Article 1er : L'arrêté du 25 novembre 2022 du préfet de la Seine-Saint-Denis est annulé.

Article 2 : Il est enjoint au préfet de la Seine-Saint-Denis, ou au préfet territorialement compétent, de délivrer à M. A un titre de séjour dans le délai de deux mois à compter de la notification du présent jugement.
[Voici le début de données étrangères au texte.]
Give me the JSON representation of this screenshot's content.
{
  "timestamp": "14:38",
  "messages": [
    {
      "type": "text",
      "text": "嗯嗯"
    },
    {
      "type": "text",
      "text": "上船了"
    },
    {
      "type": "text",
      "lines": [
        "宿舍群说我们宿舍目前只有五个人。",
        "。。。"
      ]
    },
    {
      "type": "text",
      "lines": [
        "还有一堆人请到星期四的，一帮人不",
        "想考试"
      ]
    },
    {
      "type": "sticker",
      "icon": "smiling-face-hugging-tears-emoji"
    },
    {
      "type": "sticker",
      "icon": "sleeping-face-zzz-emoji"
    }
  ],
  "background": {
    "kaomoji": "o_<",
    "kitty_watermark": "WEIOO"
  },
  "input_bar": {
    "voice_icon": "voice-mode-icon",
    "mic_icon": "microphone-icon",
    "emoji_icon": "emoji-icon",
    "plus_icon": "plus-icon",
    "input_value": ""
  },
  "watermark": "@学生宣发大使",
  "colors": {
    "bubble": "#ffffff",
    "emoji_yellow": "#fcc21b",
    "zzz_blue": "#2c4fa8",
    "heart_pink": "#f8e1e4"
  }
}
Article 3 : L'Etat versera la somme de 1 000 (mille) euros à au conseil de M. A de la somme de 1 000 euros au titre de l'article L. 761-1 du code de justice administrative et de l'article 37 de la loi du 10 juillet 1991, sous réserve qu'elle renonce à percevoir le bénéfice de la part contributive de l'Etat.

Article 4 : Le surplus des conclusions est rejeté.

Article 5 : Le présent jugement sera notifié à M. B A, au préfet de la Seine-Saint-Denis et à Me Philippon.

Copie en sera délivrée à l'Office français de l'immigration et de l'intégration.

Délibéré après l'audience du 16 octobre 2023, à laquelle siégeaient :

M. Myara, président-rapporteur,

M. Laforêt, premier conseiller,

Mme Hardy, conseillère.

Rendu public par mise à disposition au greffe le 6 novembre 2023.

Le président-rapporteur,

A. Myara

Le premier assesseur,

E. Laforêt La greffière,

I. Dad

La République mande et ordonne au préfet de la Seine-Saint-Denis en ce qui le concerne et à tous commissaires de justice à ce requis en ce qui concerne les voies de droit commun, contre les parties privées, de pourvoir à l'exécution de la présente décision.